About All This
The Story
Welcome to my word warehouse, an amalgam of a lifetime of muckraking and merrymaking, mostly from the wilds of Walden, Vermont. This site is a blend of the old (Food & Water and RegenVT) and the new (Amid the Unrest), and seeks to weave experiences, lessons learned, and aspirations into a narrative that is my life. And here we are.
Food & Water
Founded in 1986 by the late, great Dr. Wally Burnstein, this mighty little outfit brought the nuclear and food industries to their knees when they made the absurd calculation to blend their interests in what’s called food irradiation. Wally was having none of it. Fresh off his victory to stop uranium mining in New Jersey, and still practicing as a family physician, he brought friends like Tony Mazzocchi, Sister Miriam MacGillis, Thomas Berry, Bob Alvarez, Danny Goldberg, Joe Wagoner, Rosalie Bertell, and Alice Stewart (and others) together to call bullshit on the push to sterilize the food supply by exposing it to nuclear waste products (cesium-137). No, really.

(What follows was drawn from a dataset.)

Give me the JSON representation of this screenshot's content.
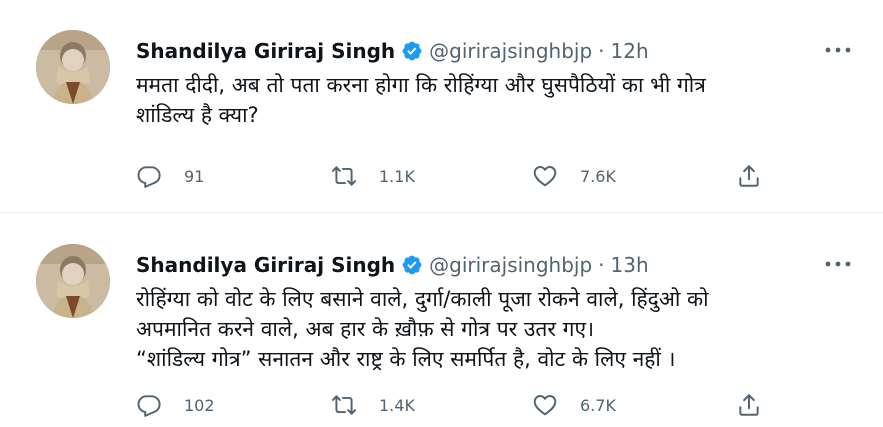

I joined Wally in 1988, thus beginning the most profound years of my life, those precious few eight years that we had together before Wally’s passing in 1996. The bond and the joy we had waging impossible campaigns – and winning! – against corporate behemoths (Tyson, Hormel, Perdue, and so many more…) was nothing short of sublime. We were fearless, and we laughed all of the time, even on the darkest days when it felt like everything – and everyone – was lining up against us. There are so many stories yet to be told, and I’m looking forward to telling them here.
RegenVT
This was a flare-up and flame-out effort, unfortunately – shooting for the moon (calling for a statewide transition to organic – and only organic – agriculture) and crashing into the realities of the great inertia that defines and protects Vermont’s monopoly agriculture, from the media to the so-called regulators, and from the nonprofits cashing dairy industry checks to politicians doing the same. We made a tremendous case for the needed organic transition – just see for yourself here. But, in the end, we were sadly divided from within, our radicalism leaving us vulnerable and outflanked by the circling of the doubters and, worse, the vengeance of the enablers, those whose livelihoods depend on the story remaining the same. Read it, you’ll see. But this is where you’ll also find my new screams into the miserable abyss that is Vermont’s industrial agriculture addiction, as well as new commentaries aimed at moving the state forward.
Amid the Unrest
A child of the pandemic, this project arose out of a series of profiles, essays and reflections written during the early, unrestful days of the still-ongoing pandemic. All at once, everything was different, as we found ourselves – on so many fronts – amid the unrest. It wasn’t just Covid, but also the existential threats of the faux-populism (read: fascism) taking hold in our country and elsewhere, the anti-science and anti-woke regressivism, the planetary upheavals manifested in our own lives and livelihoods being threatened by floods, winds and rising temperatures, and the accelerating – and tragic – gaps between the have and have-nots, creating, by design, more “have-nots” than “haves.”
Which is a long way of saying, Amid the Unrest is the new blog, written in the spirit of the old Food & Water Journal, where I roamed free in the wild expanse of being and writing. You’ve been warned.
Michael Colby is the president and publisher of Food & Water.
Food & Water is a nonprofit organization that seeks to educate and activate the public on matters of the human and ecological struggles. Founded by Dr. Wally Burnstein in 1986, Food & Water has led activist campaigns, published periodicals and acted as a think-tank for muckraking and merrymaking of various kinds, sizes and flavors.
Food & Water’s creative and bold national campaign against food irradiation stopped this threatening and misguided technology from taking hold. In an editorial attacking the group’s success, the Wall Street Journal wrote, “The industry seems to be cowed by the hardball tactics of an outfit calling itself Food & Water.”
In the book, Food Safety, in which various food movements were chronicled, Food & Water’s successes in stopping food irradiation were described as follows: “A willing David to the food industry’s Goliath, Food & Water has almost singlehandedly blocked the commercialization of food irradiation.”
Colby was the editor of the group’s quarterly magazine, the Food & Water Journal, a leading forum for creative and strategic advocacy, provocative and inspiring essays, and the commingling of the arts and activism.
His writing and activism has been featured in hundreds of media venues, including the New York Times, Boston Globe, Newsweek, ABC’s 20/20, the CBS Evening News, and the Wall Street Journal.
For more than 30 years, Colby has been involved in both agricultural production and activism, partnering with his wife, Stacy Burnstein, on a vegetable farm and maple sugaring operation (Walden Maple Co.).
In addition to founding and editing the Food & Water Journal, Colby was the editor of the Vermont monthly, Wild Matters, a columnist for Vermont’s alternative weekly, Seven Days, and a contributing editor of the book, Fatal Harvest.
Colby has been a lifetime participant in acts of creative nonviolence, including civil disobedience, primarily regarding issues of war & peace, industrial agriculture and the protection of wilderness.